Your code appears fine with a cursory glance, but I'll show you an example of my ajax form processing code in a hope it'll help with figuring out the error that's occurring. Though, what #dmitry commented should be your first debugging step - use firebug or the inspector to see if the ajax call returns an error.
// js (jQuery 1.5)
$(form).submit(function(event) {
event.preventDefault();
$.post(post_url, $(form).serialize())
.success(function(data, status, jqxhr) {
if (data.success) { // form was valid
$(form)
// other irrelevant code
.siblings('span')
.removeClass('error')
.html('Form Successful');
} else { // form was invalid
$(form).siblings('span').addClass('error').html('Error Occurred');
}
})
.error(function(jqxhr, status, error) { // server error
$(form).siblings('span').addClass('error').html("Error: " + error);
});
});
// django
class AjaxFormView(FormView):
def ajax_response(self, context, success=True):
html = render_to_string(self.template_name, context)

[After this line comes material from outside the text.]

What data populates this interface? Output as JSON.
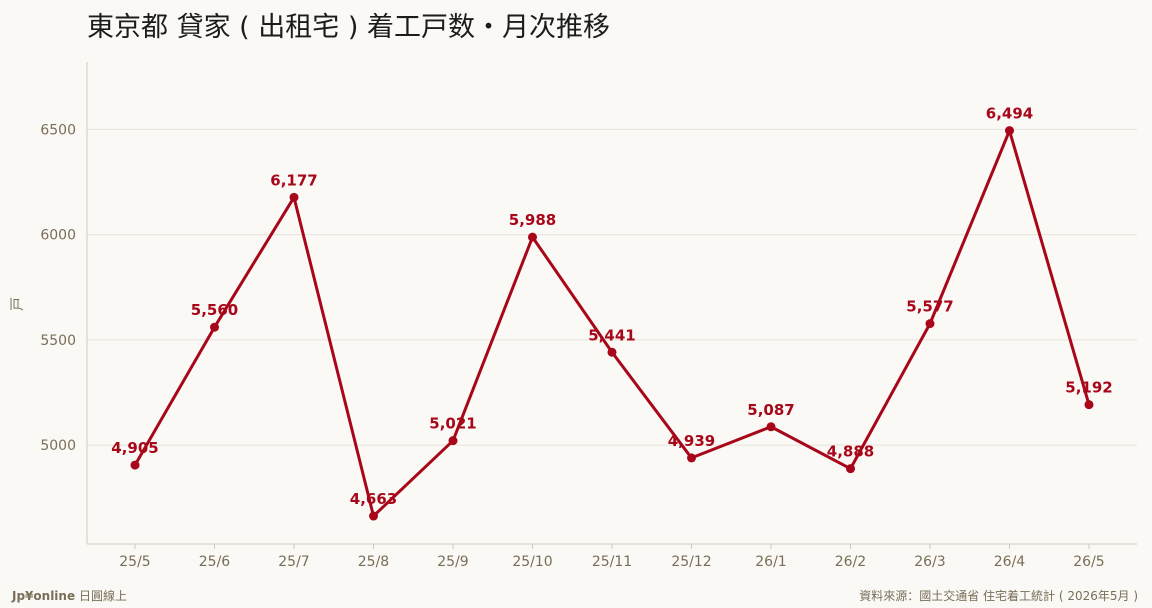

response = simplejson.dumps({'success': success, 'html': html})
return HttpResponse(response, content_type="application/json", mimetype='application/json')
// view deriving from AjaxFormView
def form_valid(self, form):
registration = form.save()
if self.request.is_ajax():
context = {'competition': registration.competition }
return self.ajax_response(context, success=True)
return HttpResponseRedirect(registration.competition.get_absolute_url())
def form_invalid(self, form):
if self.request.is_ajax():
context = { 'errors': 'Error Occurred'}
return self.ajax_response(context, success=False)
return render_to_response(self.template_name, {'errors':form.errors})
Actually, comparing the above to your code, you may need to set the content_type in your django view so that jQuery can understand and process the response. Note that the above is using django 1.3 class-based views, but the logic should be familiar regardless. I use context.success to signal if the form processing passed or failed - since a valid response (json) of any kind will signal the jQuery.post that the request was successful.